Ozone Access / HQ Apex:
These and other depowerable kites give the pilot the ability to change how much power the kite generates while flying it. This means that when other kiters get a smaller or larger kite out as the wind changes you can adjust yours (unless your are at the edge of the kites wind range) and keep on flying. The downsides are that they cost more, you get less power per square meter, and they must be used with a harness so the kite is attached to you at all times. Due to their reduced power an average adult should start with a 6m to 8m kite (4m for a child).

I have recommended Flexifoil Blades above. From a safety point of view you need to know that they generate a lot more lift than the other kites I have mentioned which some people say is not ideal for learning. I learnt to fly and kite buggy with Blades and have used them in many taster sessions and lessons so maybe I'm biased but my opinion is that as long as you learn to fly them in low winds and know that they can easily take you off you feet in strong winds you should be ok.

Insurance & Joining the SKF:
As a club we insist that anyone taking part in power kiting takes out insurance, which is less than £50 a year, from the British Kitesports Association (please choose Sheffield Kite Fliers as the club when you join) - http://www.britishkitesports.org.
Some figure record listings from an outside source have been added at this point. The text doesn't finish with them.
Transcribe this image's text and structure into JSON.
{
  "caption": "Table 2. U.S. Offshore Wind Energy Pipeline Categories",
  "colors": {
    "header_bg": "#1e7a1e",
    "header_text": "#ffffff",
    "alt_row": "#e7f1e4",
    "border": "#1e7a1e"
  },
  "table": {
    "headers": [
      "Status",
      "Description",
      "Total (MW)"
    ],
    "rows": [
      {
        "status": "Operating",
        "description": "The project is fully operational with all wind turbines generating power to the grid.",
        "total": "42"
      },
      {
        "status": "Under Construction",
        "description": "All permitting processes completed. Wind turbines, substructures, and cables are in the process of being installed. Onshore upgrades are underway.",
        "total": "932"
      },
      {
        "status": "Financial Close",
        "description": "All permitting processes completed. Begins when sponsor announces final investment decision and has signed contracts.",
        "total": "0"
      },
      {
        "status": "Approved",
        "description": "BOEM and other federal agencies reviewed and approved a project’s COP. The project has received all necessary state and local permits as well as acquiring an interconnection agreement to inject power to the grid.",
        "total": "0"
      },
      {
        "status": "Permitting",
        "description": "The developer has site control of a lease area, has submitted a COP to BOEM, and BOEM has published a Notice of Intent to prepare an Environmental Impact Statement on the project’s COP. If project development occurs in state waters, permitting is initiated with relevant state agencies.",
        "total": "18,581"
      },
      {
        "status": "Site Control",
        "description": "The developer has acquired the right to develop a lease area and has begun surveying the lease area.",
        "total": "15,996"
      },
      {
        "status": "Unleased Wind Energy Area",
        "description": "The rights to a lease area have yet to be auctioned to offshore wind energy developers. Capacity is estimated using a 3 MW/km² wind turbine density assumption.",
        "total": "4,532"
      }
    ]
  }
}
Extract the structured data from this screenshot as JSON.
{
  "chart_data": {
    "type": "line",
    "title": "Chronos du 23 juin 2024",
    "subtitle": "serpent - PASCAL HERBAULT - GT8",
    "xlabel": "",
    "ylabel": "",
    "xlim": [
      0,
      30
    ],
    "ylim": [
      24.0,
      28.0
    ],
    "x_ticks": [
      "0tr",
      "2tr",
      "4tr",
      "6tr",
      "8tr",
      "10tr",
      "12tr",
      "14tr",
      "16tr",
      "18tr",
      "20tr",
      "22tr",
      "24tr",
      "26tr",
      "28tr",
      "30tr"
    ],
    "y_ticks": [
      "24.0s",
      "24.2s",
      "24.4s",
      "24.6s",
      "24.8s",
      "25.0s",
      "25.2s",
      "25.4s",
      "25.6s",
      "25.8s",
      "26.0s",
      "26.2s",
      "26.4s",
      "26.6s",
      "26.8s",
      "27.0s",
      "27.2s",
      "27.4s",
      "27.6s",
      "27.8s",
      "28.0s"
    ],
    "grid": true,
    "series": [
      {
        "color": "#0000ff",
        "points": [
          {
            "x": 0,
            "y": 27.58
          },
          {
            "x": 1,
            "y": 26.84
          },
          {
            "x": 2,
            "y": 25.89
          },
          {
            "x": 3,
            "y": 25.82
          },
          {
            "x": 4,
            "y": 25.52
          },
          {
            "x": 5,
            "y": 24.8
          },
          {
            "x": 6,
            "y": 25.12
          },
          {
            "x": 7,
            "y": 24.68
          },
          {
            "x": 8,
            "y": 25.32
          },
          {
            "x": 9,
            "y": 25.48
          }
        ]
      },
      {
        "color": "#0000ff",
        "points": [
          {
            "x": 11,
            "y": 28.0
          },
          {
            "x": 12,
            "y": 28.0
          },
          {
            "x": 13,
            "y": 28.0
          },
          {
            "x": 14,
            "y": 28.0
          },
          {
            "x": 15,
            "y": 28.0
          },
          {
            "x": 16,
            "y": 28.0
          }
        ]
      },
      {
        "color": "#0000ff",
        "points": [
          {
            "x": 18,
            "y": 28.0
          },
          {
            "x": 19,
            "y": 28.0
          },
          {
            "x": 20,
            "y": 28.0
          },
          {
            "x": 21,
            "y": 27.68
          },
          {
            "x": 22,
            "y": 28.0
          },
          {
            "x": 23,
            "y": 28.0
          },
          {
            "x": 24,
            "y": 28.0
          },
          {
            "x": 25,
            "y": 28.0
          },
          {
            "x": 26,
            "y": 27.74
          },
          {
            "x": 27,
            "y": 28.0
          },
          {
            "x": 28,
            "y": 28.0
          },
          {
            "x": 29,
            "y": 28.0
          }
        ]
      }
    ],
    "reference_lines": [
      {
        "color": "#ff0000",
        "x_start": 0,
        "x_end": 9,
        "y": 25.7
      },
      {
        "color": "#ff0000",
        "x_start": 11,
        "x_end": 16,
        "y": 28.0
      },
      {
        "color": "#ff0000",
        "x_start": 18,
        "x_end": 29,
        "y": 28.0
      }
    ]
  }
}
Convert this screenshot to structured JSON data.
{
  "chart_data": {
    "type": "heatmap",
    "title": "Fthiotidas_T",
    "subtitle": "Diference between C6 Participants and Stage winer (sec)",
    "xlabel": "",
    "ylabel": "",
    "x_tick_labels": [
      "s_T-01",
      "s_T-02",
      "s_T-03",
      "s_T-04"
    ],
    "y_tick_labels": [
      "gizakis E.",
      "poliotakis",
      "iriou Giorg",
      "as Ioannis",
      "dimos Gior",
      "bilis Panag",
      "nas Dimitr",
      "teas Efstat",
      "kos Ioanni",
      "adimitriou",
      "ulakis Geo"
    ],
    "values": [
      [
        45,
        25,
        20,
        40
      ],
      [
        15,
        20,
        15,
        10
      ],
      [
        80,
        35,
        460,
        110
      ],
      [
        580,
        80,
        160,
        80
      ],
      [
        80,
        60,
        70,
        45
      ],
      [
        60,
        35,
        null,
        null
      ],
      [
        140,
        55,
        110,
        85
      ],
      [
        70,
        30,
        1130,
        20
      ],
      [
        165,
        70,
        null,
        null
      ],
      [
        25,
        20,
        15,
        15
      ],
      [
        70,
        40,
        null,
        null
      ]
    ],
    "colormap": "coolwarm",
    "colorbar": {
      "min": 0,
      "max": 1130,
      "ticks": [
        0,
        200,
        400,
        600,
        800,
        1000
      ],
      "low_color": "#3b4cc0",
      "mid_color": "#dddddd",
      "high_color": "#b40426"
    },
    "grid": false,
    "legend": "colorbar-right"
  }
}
This is all you need to do to join the Sheffield Kite Fliers.

Setting up your new kite:
If you buy a new kite (or a badly set up second hand one) the most common mistake I see is with the colours of the lines, handles, bars, kite killers, etc. If they are colour coded red and blue/green, like most are these days, then RED IS LEFT and BLUE/GREEN IS RIGHT.